In the case of a virtio-msg over FF-A device, you will in this case use the dma-ops based on the virtio-msg over FF-A bus memory sharing or are you implying that you will define an other dma-ops purely based on FF-A (and exchange FF-A handles) here ?
There will be two set of DMA OPS Ipresent in the same file), both based on FFA mostly doing the same thing. The only difference is:
- One will take care of memory allocation from reserved-mem, other
will use memory provided to it by heap.
- One will do swiotlb, other one will not.
From FFA point of view, they will do the exact same thing.
You say FFA, do you mean virtio-msg over FF-A or do you want to have an FF-A specific dma-ops, not related to virtio-msg ?
If you use area_share system, as dma_alloc_coherent will give you a contiguous virtual address space, you can get a bus address to exchange so that the other side can resolve issues related to non-contiguous physical addresses, removing the need to exchange a scatter gather list as you mention after.

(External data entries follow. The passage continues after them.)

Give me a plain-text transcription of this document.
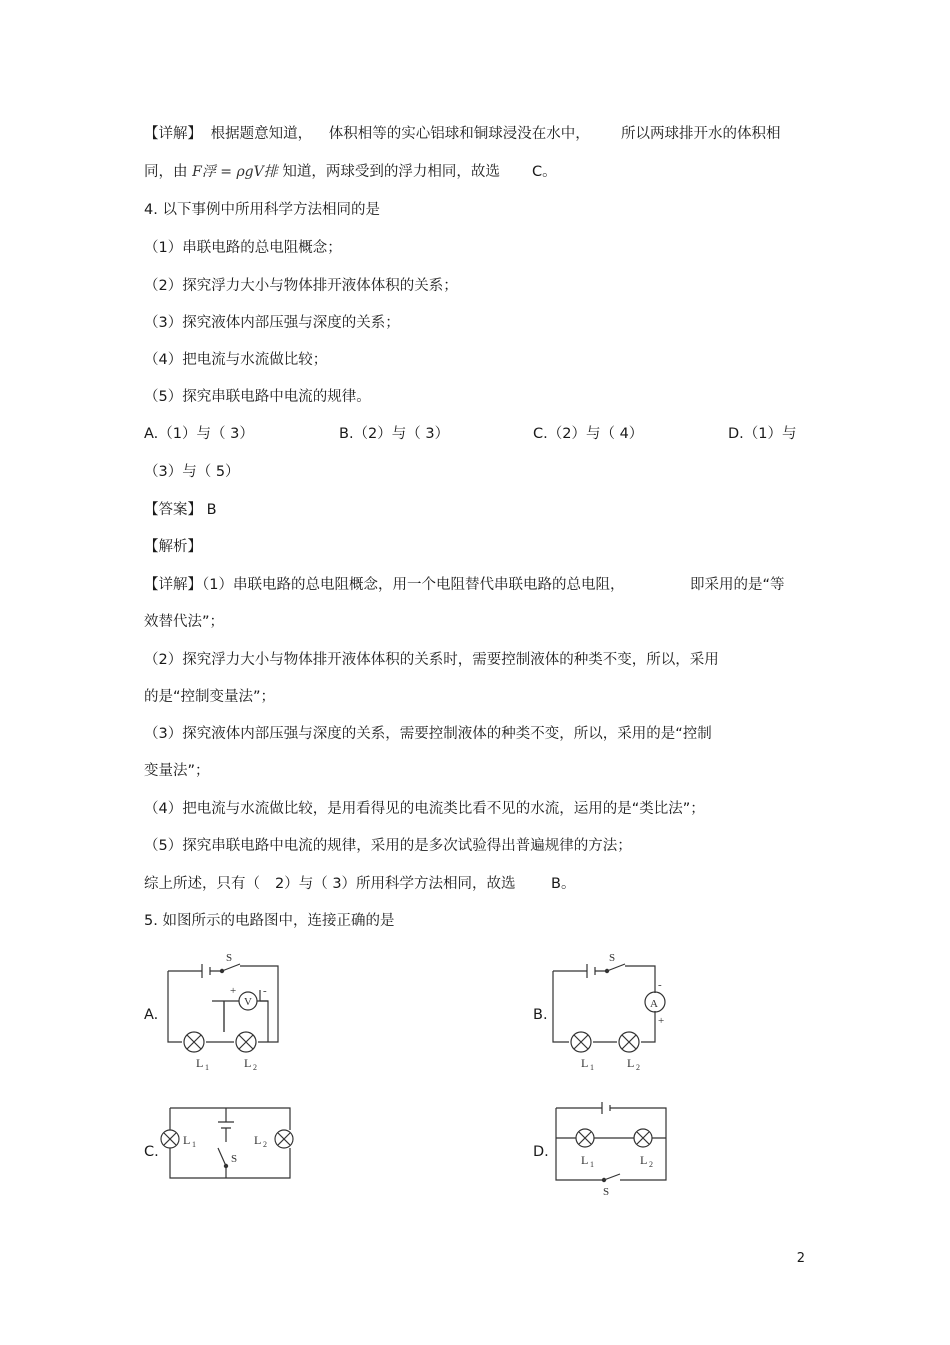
【详解】 根据题意知道， 体积相等的实心铝球和铜球浸没在水中， 所以两球排开水的体积相
同，由 F浮 = ρgV排 知道，两球受到的浮力相同，故选 C。
4. 以下事例中所用科学方法相同的是
（1）串联电路的总电阻概念；
（2）探究浮力大小与物体排开液体体积的关系；
（3）探究液体内部压强与深度的关系；
（4）把电流与水流做比较；
（5）探究串联电路中电流的规律。
A.（1）与（ 3）	B.（2）与（ 3）	C.（2）与（ 4）	D.（1）与
（3）与（ 5）
【答案】 B
【解析】
【详解】（1）串联电路的总电阻概念，用一个电阻替代串联电路的总电阻，	即采用的是“等
效替代法”；
（2）探究浮力大小与物体排开液体体积的关系时，需要控制液体的种类不变，所以，采用
的是“控制变量法”；
（3）探究液体内部压强与深度的关系，需要控制液体的种类不变，所以，采用的是“控制
变量法”；
（4）把电流与水流做比较，是用看得见的电流类比看不见的水流，运用的是“类比法”；
（5）探究串联电路中电流的规律，采用的是多次试验得出普遍规律的方法；
综上所述，只有（ 2）与（ 3）所用科学方法相同，故选 B。
5. 如图所示的电路图中，连接正确的是
A.	B.
C.	D.
S
L 1	L 2
V
+ -
S
A
-
+
L 1	L 2
S
L 1	L 2
L 1	L 2
S
2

The system heap doesn't use dma_alloc_coherent(), but get_free_pages() multiple times, so it is a scatter gather list. The mapping routine will map the sg list, which the FFA dma ops will map in a for-loop, so separate area-ids.
A single FFA_MEM_SHARE call can get a scatter gather list and generate a single HANDLE, why doing several area ids ? Will you end up with one area id per page all the time ? in which case will an area ID point to a larger region ?
In the case of a preallocated contiguous (or not) area for dma_alloc_coherent, I think we could do a single mem share and have a single area ID and then only use bus addresses inside the area. This would highly reduce the stress on the map/unmap.
Cheers Bertrand
-- Viresh
IMPORTANT NOTICE: The contents of this email and any attachments are confidential and may also be privileged. If you are not the intended recipient, please notify the sender immediately and do not disclose the contents to any other person, use it for any purpose, or store or copy the information in any medium. Thank you.
On 06-01-26, 07:28, Bertrand Marquis wrote:
You say FFA, do you mean virtio-msg over FF-A or do you want to have an FF-A specific dma-ops, not related to virtio-msg ?
virtio-msg over FF-A.
Here [1] is the current implementation which adds two set of struct dma_map_ops.
A single FFA_MEM_SHARE call can get a scatter gather list and generate a single HANDLE, why doing several area ids ?
Yeah, just realized I can improve virtio_msg_dma_map_sg() to do this better.